El Observatorio del Ministerio Público expone las cifras correspondientes a las denuncias ingresadas a dicha institución entre los años 2020 y 2025, evidenciando un escenario altamente preocupante, ya que estos hechos pudieron haber derivado en casos consumados de feminicidio, de haberse concretado el plan de los agresores.
Con relación al hecho punible, la Fiscalía elaboró el perfil de la tentativa de feminicidio revelando datos relevantes sobre las víctimas, los agresores y los lugares donde ocurrieron los ataques, permitiendo identificar patrones de riesgo.
El análisis etario revela que el 36% de las víctimas tiene entre 30 y 59 años. Mientras que el 34% corresponde a mujeres de 18 a 29 años, muchas de ellas madres jóvenes.

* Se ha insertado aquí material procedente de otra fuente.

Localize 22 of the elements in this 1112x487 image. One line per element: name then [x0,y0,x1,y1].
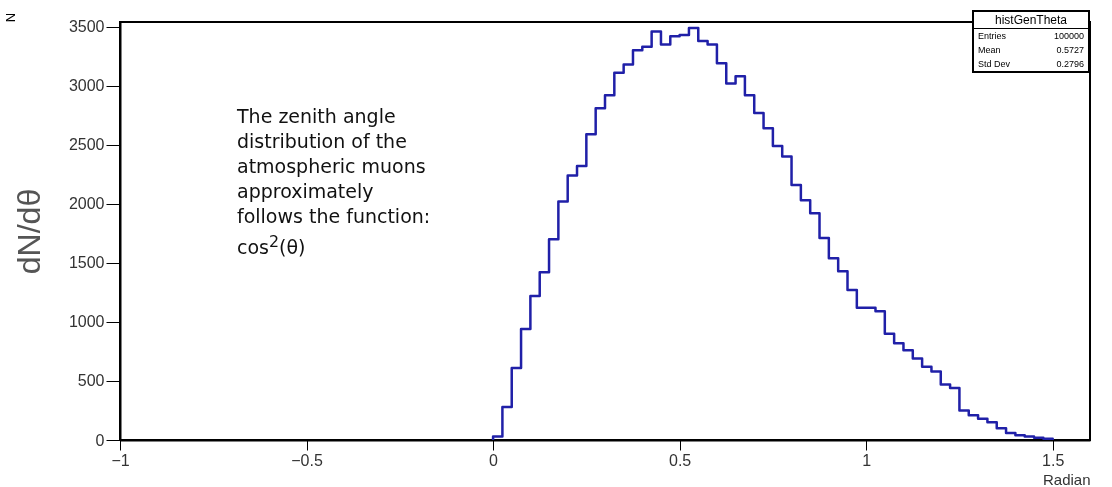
y-tick-label: 3000 [68,77,105,95]
x-tick-label: 0.5 [668,451,692,469]
x-tick-label: 1.5 [1042,451,1065,469]
x-tick-label: −1 [111,451,130,469]
x-tick-label: −0.5 [291,451,323,469]
x-axis-title: Radian [1042,470,1091,487]
text: Mean 0.5727 [978,45,1084,55]
annotation: histGenTheta [974,12,1088,29]
text: Entries 100000 [978,31,1084,41]
x-tick-label: 1 [862,451,872,469]
y-tick-label: 2500 [68,136,105,154]
y-tick-label: 1500 [68,254,105,272]
y-tick-label: 3500 [68,18,105,36]
text: N [3,12,19,23]
y-tick-label: 2000 [68,195,105,213]
text: Std Dev 0.2796 [978,59,1084,69]
y-tick-label: 500 [77,372,105,390]
y-tick-label: 0 [95,431,105,449]
x-tick-label: 0 [489,451,499,469]
y-axis-title: dN/dθ [10,188,47,275]
y-tick-label: 1000 [68,313,105,331]
annotation: The zenith angle distribution of the atmospheric muons approximately follows the function: cos$^{2}$(θ) [237,104,432,261]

El informe del Observatorio además resalta que el 3% de las víctimas son menores de 18 años, un dato especialmente alarmante.
Otro punto que destaca el documento es el parentesco de victimario con la víctima. En ese sentido, menciona que el 41% de los agresores eran parejas convivientes. Mientras que el 26% correspondían a ex parejas de las víctimas.

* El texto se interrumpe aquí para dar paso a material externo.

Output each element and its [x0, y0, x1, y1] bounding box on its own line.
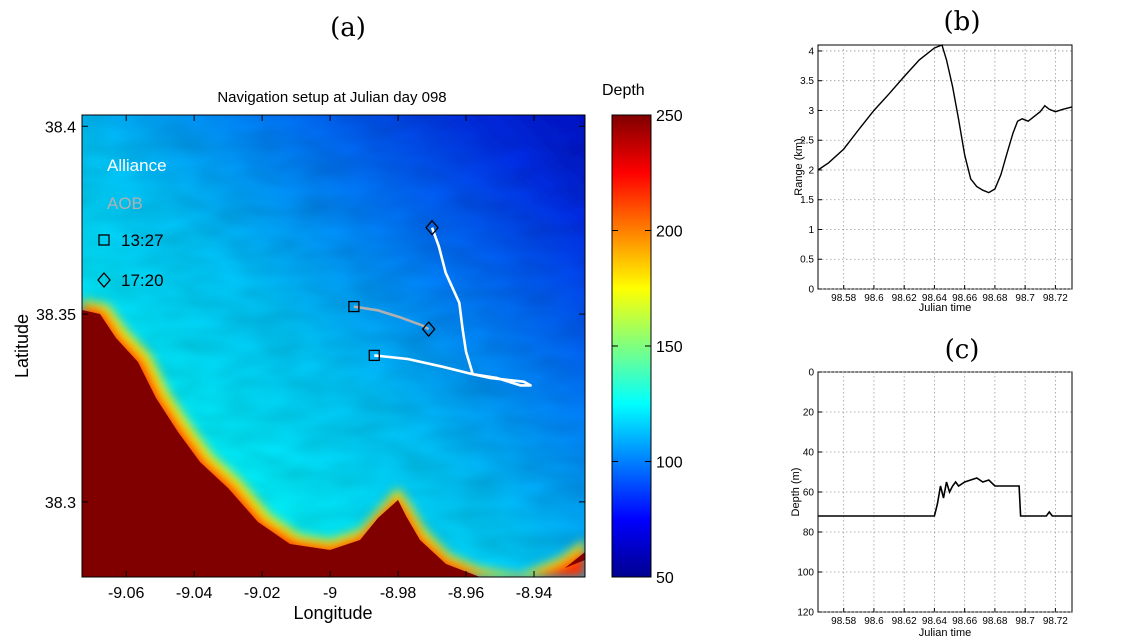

El reporte del Ministerio Público también identificó los meses, días y horarios más críticos, sobre el punto, detalla que los meses con mayor frecuencia de casos son diciembre, enero, febrero, mayo, agosto y setiembre.
Por otra parte, el informe señala que durante los días de calor se incrementan los episodios violentos, asociados en muchos casos al consumo de alcohol y sustancias prohibidas.
En ese sentido, se destaca que los días de ataques ocurrieron mayoritariamente los domingos y lunes, en mayor frecuencia en horas de la madrugada y mañana, con un 63 % de los hechos. Mientras que en hora de la tarde se reportaron en un 19% y en la noche en 18%.
Los registros de la Fiscalía mencionan que tipo de arma fueron las utilizadas por los agresores para concretar los ataques: En un 40% de los casos denunciados se utilizaron armas blancas, como cuchillos, puñales, machetillos, destornilladores u otros objetos punzantes. Mientras que en un 18 % se usaron armas de fuego y en un 16% se utilizaron las manos o incluso prendas de vestir y en un 5%, otros tipos de armas no especificadas.